MICHEL BUTOR
3) La définition des couleurs
Les physiciens définissent aujourd’hui les couleurs par des longueurs d’onde. Encore faut-il remarquer que cela ne concerne que les couleurs les plus pures, et que même pour celles-là il ne s’agit pas d’une mesure unique, mais de toute une zone sur l’étendue de laquelle les avis peuvent différer, diffèrent en particulier d’une langue à l’autre.
Des goûts et des couleurs il faudrait ne pas discuter ; encore est-il qu’il faut bien de temps en temps. Cette incertitude ne se limite nullement aux diverses formes de daltonisme, mais exprime les fonctions symboliques des couleurs à l’intérieur de telle ou telle situation culturelle.
L’étude des dictionnaires nous montre quelles difficultés les couleurs présentent pour le lexicographe. Les définitions frappent immédiatement par leur imprécision, leur insuffisance. Certes, ce sont des données si fondamentales pour notre expérience, que l’on estime que le lecteur connaît déjà ce dont il s’agit, qu’en réalité on n’a pas besoin de le définir pour lui, ce qui est éliminer un peu vite tous les mal voyants.
Ainsi Littré nous dit que le bleu est la couleur d’un ciel sans nuages, ce qui est repris par Robert. Mais le ciel nocturne est d’un tout autre bleu, si l’on peut le dire bleu, et surtout le ciel du soir et du matin déploie toutes sortes d’autres couleurs. En réalité, il faut donc lire : de la couleur d’un ciel sans nuages quand il est bleu. Larousse, plus prudent, en reprenant cette définition, ajoute de la couleur du bleuet, ce qui ne fait que renforcer la tautologie : de la couleur d’une fleur qui est bleue.
Le blanc selon Littré, c’est la couleur du lait. Larousse ajoute la neige, et Robert précise : la couleur la plus claire qui existe.
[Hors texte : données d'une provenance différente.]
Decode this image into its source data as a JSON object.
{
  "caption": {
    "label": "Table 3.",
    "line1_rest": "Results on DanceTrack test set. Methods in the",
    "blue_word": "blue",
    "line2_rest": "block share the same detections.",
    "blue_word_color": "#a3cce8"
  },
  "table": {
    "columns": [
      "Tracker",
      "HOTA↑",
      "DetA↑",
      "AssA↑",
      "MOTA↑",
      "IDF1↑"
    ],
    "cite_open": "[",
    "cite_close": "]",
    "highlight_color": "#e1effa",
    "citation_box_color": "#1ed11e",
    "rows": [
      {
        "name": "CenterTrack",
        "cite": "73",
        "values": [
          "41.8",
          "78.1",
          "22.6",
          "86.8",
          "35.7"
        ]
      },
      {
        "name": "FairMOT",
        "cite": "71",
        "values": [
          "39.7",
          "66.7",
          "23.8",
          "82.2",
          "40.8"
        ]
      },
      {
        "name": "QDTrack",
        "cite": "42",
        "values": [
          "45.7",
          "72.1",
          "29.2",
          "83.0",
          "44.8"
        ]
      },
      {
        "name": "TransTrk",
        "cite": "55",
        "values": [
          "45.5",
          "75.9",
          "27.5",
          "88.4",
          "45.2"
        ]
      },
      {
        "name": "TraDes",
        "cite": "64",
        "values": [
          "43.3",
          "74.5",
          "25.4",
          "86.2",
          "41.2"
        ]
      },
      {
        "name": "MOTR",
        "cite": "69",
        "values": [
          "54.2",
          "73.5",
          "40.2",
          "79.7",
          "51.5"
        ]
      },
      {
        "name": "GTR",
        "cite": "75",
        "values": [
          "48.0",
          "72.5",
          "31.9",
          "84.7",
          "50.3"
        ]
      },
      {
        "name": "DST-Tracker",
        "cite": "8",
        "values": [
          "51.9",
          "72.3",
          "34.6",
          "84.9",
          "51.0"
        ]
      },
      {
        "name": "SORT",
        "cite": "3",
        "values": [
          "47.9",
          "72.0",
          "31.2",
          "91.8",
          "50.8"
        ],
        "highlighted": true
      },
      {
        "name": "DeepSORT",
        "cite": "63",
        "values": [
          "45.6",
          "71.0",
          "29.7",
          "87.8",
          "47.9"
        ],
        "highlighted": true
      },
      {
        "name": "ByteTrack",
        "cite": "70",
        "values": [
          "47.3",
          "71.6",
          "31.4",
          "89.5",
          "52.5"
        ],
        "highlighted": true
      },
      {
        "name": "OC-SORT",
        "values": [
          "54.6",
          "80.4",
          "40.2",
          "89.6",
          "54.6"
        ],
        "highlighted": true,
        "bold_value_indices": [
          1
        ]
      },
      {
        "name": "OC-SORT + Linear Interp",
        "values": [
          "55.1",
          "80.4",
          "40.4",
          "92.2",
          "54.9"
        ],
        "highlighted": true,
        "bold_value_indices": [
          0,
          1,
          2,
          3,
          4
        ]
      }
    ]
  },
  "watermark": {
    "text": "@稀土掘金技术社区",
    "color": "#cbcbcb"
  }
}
Le moindre automobiliste sait aujourd’hui que c’est le jaune qui est la couleur la plus lumineuse.
Pour le rouge, Littré donne : couleur du feu, du sang (ce qui amènerait bien des remarques) ; Larousse retranche le feu, mais ajoute au sang les coquelicots, auxquels Robert jugera bon d’adjoindre le rubis.
On voit que les couleurs désignent en fait pour les lexicographes des éléments fondamentaux de notre existence : le lait, la neige, le feu, le sang, le ciel, l’herbe pour le vert, à quoi l’on s’efforce d’ajouter quelques précisions qui ne sont que des exemples, en citant des fleurs ou des pierres.